Knowlton, a former state deputy health commissioner, expressed disappointment that New Jersey stopped publishing patient-safety indicators in the past two years, saying that this data was useful in informing hospitals of potential problems before they were hit with federal penalties.

“Incentives motivate and transparency motivates, and we’ve got to keep the pressure up on both fronts,” Knowlton said. “It’s important enough to make it happen.”

The 1 percent penalty is based on three factors: the number of patients with central-line-associated bloodstream infections; the number of patients with catheter-associated urinary tract infections; and a combination of eight different conditions, including bedsores, postoperative hip fractures, and accidental lacerations. Each hospital was assigned a score that combined these factors–the quarter of hospitals with the worst scores nationally received penalties, although some were ineligible for the penalties because they specialize in certain treatments or patient populations.

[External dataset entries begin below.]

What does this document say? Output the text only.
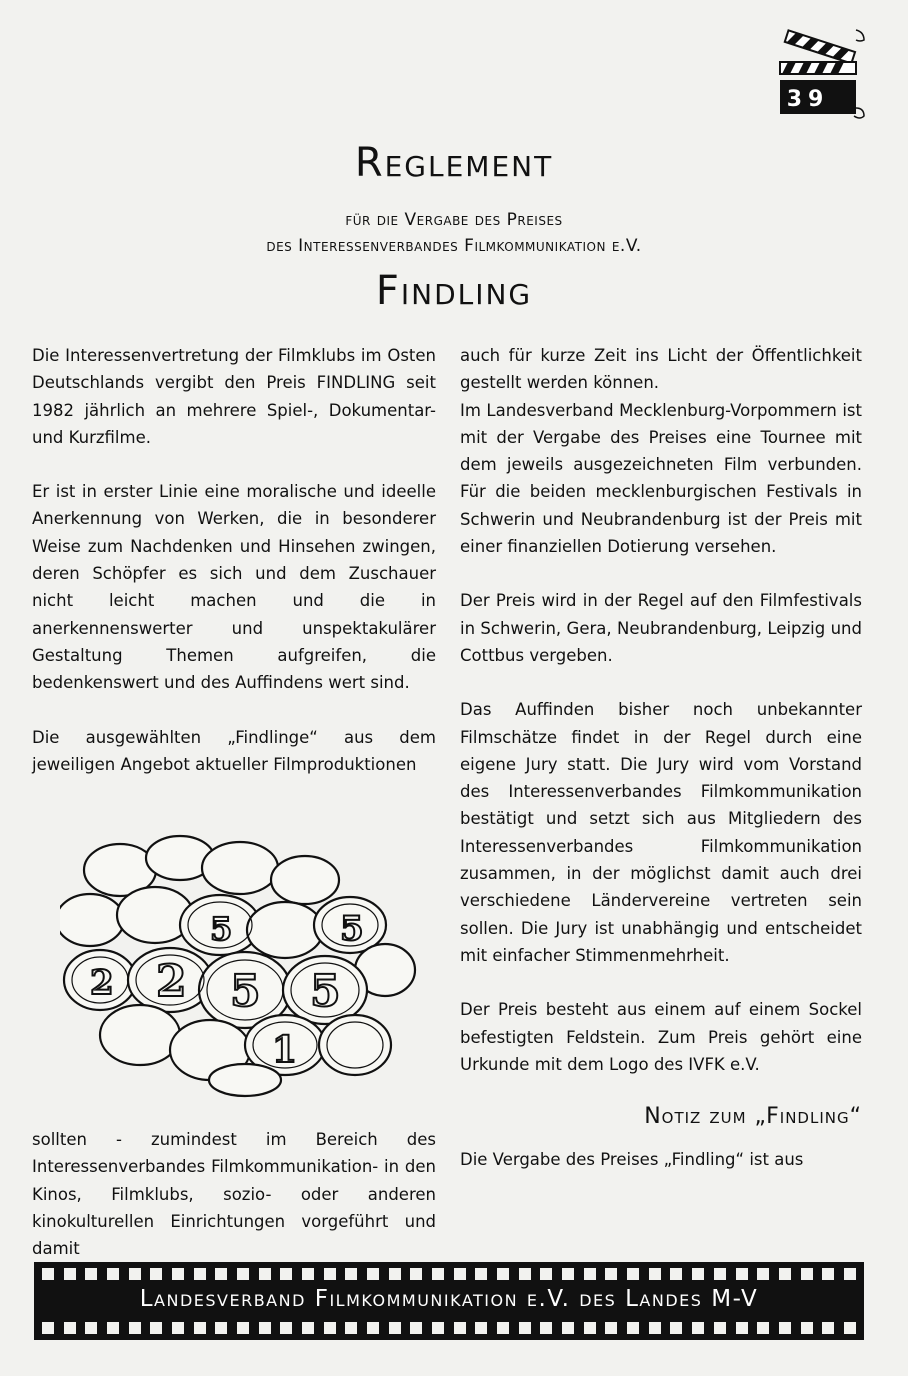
39
Reglement
für die Vergabe des Preises
des Interessenverbandes Filmkommunikation e.V.
Findling

Die Interessenvertretung der Filmklubs im Osten Deutschlands vergibt den Preis FINDLING seit 1982 jährlich an mehrere Spiel-, Dokumentar- und Kurzfilme.

Er ist in erster Linie eine moralische und ideelle Anerkennung von Werken, die in besonderer Weise zum Nachdenken und Hinsehen zwingen, deren Schöpfer es sich und dem Zuschauer nicht leicht machen und die in anerkennenswerter und unspektakulärer Gestaltung Themen aufgreifen, die bedenkenswert und des Auffindens wert sind.

Die ausgewählten „Findlinge“ aus dem jeweiligen Angebot aktueller Filmproduktionen

5 5
2
5
2
1
5

sollten - zumindest im Bereich des Interessenverbandes Filmkommunikation- in den Kinos, Filmklubs, sozio- oder anderen kinokulturellen Einrichtungen vorgeführt und damit

auch für kurze Zeit ins Licht der Öffentlichkeit gestellt werden können.

Im Landesverband Mecklenburg-Vorpommern ist mit der Vergabe des Preises eine Tournee mit dem jeweils ausgezeichneten Film verbunden. Für die beiden mecklenburgischen Festivals in Schwerin und Neubrandenburg ist der Preis mit einer finanziellen Dotierung versehen.

Der Preis wird in der Regel auf den Filmfestivals in Schwerin, Gera, Neubrandenburg, Leipzig und Cottbus vergeben.

Das Auffinden bisher noch unbekannter Filmschätze findet in der Regel durch eine eigene Jury statt. Die Jury wird vom Vorstand des Interessenverbandes Filmkommunikation bestätigt und setzt sich aus Mitgliedern des Interessenverbandes Filmkommunikation zusammen, in der möglichst damit auch drei verschiedene Ländervereine vertreten sein sollen. Die Jury ist unabhängig und entscheidet mit einfacher Stimmenmehrheit.

Der Preis besteht aus einem auf einem Sockel befestigten Feldstein. Zum Preis gehört eine Urkunde mit dem Logo des IVFK e.V.

Notiz zum „Findling“

Die Vergabe des Preises „Findling“ ist aus

Landesverband Filmkommunikation e.V. des Landes M-V
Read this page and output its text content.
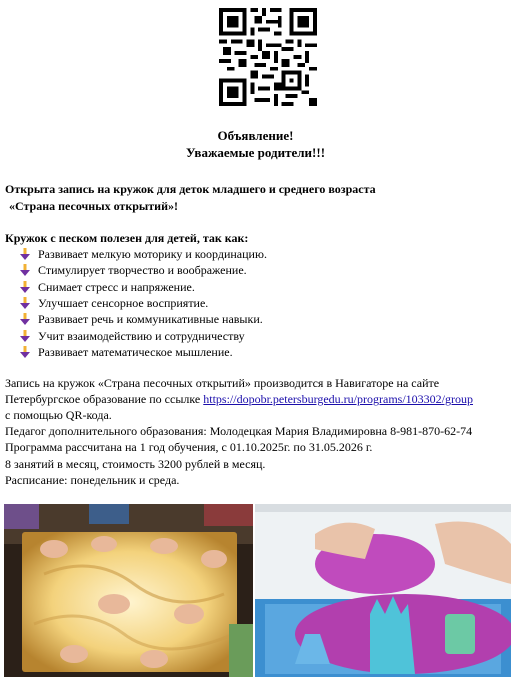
Объявление!

Уважаемые родители!!!

Открыта запись на кружок для деток младшего и среднего возраста

«Страна песочных открытий»!

Кружок с песком полезен для детей, так как:

Развивает мелкую моторику и координацию.
Стимулирует творчество и воображение.
Снимает стресс и напряжение.
Улучшает сенсорное восприятие.
Развивает речь и коммуникативные навыки.
Учит взаимодействию и сотрудничеству
Развивает математическое мышление.

Запись на кружок «Страна песочных открытий» производится в Навигаторе на сайте

Петербургское образование по ссылке https://dopobr.petersburgedu.ru/programs/103302/group

с помощью QR-кода.

Педагог дополнительного образования: Молодецкая Мария Владимировна 8-981-870-62-74

Программа рассчитана на 1 год обучения, с 01.10.2025г. по 31.05.2026 г.

8 занятий в месяц, стоимость 3200 рублей в месяц.

Расписание: понедельник и среда.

A Kaiser Health News article noted that while the federal analysis adjusted for the differing levels of sickness and ages of each hospital’s patients, academic medical centers scored worse than most and have complained that the federal adjustments are insufficient.

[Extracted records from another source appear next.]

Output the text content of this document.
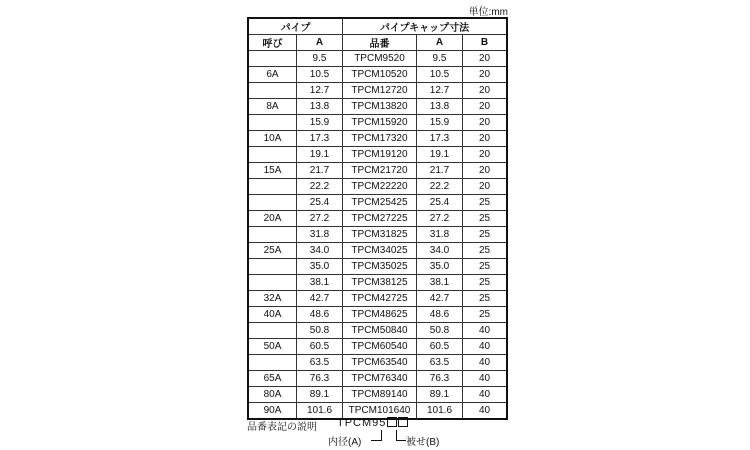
単位:mm
パイプ		パイプキャップ寸法		
呼び	A	品番	A	B
	9.5	TPCM9520	9.5	20
6A	10.5	TPCM10520	10.5	20
	12.7	TPCM12720	12.7	20
8A	13.8	TPCM13820	13.8	20
	15.9	TPCM15920	15.9	20
10A	17.3	TPCM17320	17.3	20
	19.1	TPCM19120	19.1	20
15A	21.7	TPCM21720	21.7	20
	22.2	TPCM22220	22.2	20
	25.4	TPCM25425	25.4	25
20A	27.2	TPCM27225	27.2	25
	31.8	TPCM31825	31.8	25
25A	34.0	TPCM34025	34.0	25
	35.0	TPCM35025	35.0	25
	38.1	TPCM38125	38.1	25
32A	42.7	TPCM42725	42.7	25
40A	48.6	TPCM48625	48.6	25
	50.8	TPCM50840	50.8	40
50A	60.5	TPCM60540	60.5	40
	63.5	TPCM63540	63.5	40
65A	76.3	TPCM76340	76.3	40
80A	89.1	TPCM89140	89.1	40
90A	101.6	TPCM101640	101.6	40
品番表記の説明 TPCM95
内径(A)	被せ(B)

The New Jersey hospitals that were penalized are: Bergen Regional Medical Center, Paramus; Capital Health Medical Center – Hopewell; Centrastate Medical Center, Freehold; Chilton Medical Center, Pompton Plains; Hackensack University Medical Center; Inspira Medical Center Vineland; JFK Medical Center – Anthony M. Yelencsics Community, Edison; Meadowlands Hospital Medical Center, Secaucus; Memorial Hospital of Salem County, Salem; Monmouth Medical Center, Long Branch; Newark Beth Israel Medical Center; Ocean Medical Center, Brick; Overlook Medical Center, Summit; Palisades Medical Center, North Bergen; Robert Wood Johnson University Hospital, New Brunswick; Robert Wood Johnson University Hospital – Somerset; Robert Wood Johnson University Hospital, Hamilton; Saint Peter’s University Hospital, New Brunswick; Shore Medical Center, Somers Point; Southern Ocean Medical Center, Manahawkin; St. Mary’s Hospital, Passaic; University Hospital, Newark; and University Medical Center of Princeton at Plainsboro.